A Polícia Federal identificou indícios de que a lobista Roberta Luchsinger, amiga de Fábio Luís Lula da Silva, o Lulinha, aparentava ter autorização para se apresentar como representante dele em negociações e contatos com integrantes do governo federal.
A informação consta de um relatório produzido pela PF em uma das investigações que apuram suspeitas de tráfico de influência envolvendo Lulinha e a empresária. O documento foi divulgado inicialmente pelo Estadão e repercutido nesta terça-feira (18).
As mensagens analisadas pelos investigadores indicariam que Roberta mantinha interlocução em assuntos relacionados a negócios junto à administração pública. A apuração busca esclarecer se a relação entre os envolvidos ultrapassava vínculos pessoais e poderia envolver intermediação de interesses privados dentro do governo.
Investigação envolve Ministério da Saúde e Dataprev
Lulinha é atualmente alvo de três inquéritos no Supremo Tribunal Federal (STF) por suspeitas relacionadas a tráfico de influência. Duas investigações estão sob relatoria do ministro André Mendonça e uma terceira foi autorizada pelo ministro Flávio Dino em agosto. Os procedimentos tramitam sob sigilo.
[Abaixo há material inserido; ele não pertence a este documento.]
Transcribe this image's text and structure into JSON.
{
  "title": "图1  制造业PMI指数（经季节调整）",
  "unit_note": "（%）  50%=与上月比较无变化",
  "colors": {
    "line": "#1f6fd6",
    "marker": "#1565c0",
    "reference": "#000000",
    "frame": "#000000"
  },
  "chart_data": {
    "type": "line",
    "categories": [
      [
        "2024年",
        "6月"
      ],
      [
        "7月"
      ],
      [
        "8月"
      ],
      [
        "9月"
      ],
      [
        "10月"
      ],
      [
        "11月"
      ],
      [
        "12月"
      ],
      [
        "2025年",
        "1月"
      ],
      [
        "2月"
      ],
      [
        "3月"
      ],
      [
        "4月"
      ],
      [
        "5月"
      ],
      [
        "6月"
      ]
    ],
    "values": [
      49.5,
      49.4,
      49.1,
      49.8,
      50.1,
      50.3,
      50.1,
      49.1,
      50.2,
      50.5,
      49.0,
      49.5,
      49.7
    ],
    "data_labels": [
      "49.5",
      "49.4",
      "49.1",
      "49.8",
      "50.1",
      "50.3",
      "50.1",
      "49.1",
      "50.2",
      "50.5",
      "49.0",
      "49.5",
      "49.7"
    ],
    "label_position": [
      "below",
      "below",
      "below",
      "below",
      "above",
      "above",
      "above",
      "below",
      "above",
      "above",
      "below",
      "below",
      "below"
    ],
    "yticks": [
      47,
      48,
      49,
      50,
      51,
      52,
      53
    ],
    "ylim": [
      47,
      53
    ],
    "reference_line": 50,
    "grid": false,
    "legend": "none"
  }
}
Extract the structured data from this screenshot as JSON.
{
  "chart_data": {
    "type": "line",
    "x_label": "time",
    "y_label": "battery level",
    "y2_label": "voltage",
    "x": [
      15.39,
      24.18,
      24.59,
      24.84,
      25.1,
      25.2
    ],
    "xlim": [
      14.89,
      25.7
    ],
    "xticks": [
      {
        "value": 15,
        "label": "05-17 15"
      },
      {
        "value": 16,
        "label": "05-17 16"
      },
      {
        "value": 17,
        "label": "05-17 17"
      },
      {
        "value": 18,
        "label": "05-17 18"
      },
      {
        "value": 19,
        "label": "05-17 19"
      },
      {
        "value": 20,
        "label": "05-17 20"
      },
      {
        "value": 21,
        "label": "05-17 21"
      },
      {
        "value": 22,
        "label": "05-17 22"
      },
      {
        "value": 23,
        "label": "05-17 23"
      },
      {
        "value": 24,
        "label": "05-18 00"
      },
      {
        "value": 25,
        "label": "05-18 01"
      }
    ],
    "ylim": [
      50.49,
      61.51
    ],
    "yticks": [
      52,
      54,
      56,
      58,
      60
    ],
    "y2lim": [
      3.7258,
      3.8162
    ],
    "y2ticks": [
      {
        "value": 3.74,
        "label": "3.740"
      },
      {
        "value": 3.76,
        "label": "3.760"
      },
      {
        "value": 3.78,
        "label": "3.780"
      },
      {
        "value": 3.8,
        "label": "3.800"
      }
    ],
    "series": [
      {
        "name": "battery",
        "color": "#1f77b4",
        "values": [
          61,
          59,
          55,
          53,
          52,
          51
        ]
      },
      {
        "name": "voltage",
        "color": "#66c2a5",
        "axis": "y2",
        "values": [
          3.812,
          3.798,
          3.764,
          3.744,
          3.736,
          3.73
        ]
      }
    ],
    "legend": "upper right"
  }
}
Uma das apurações envolve suspeitas de que Lulinha teria atuado para facilitar contatos e reuniões relacionados a um negócio de cannabis medicinal junto ao Ministério da Saúde. A investigação também examina a atuação de Roberta Luchsinger como possível intermediária.
Outro inquérito apura possíveis contatos com a Dataprev, empresa vinculada ao governo federal, para beneficiar um empresário e prospectar contratos. A Dataprev afirmou que não possui contrato com a empresa citada na investigação e declarou que suas contratações seguem processos licitatórios e normas legais.
Minuta de contrato chegou a ex-chefe de gabinete de Lula
Entre os elementos analisados pela PF estão mensagens que mostram Roberta encaminhando ao ex-chefe de gabinete do presidente Lula, Marco Aurélio Santana Ribeiro, conhecido como Marcola, uma minuta de contrato para fornecimento de medicamentos à base de canabidiol ao Ministério da Saúde.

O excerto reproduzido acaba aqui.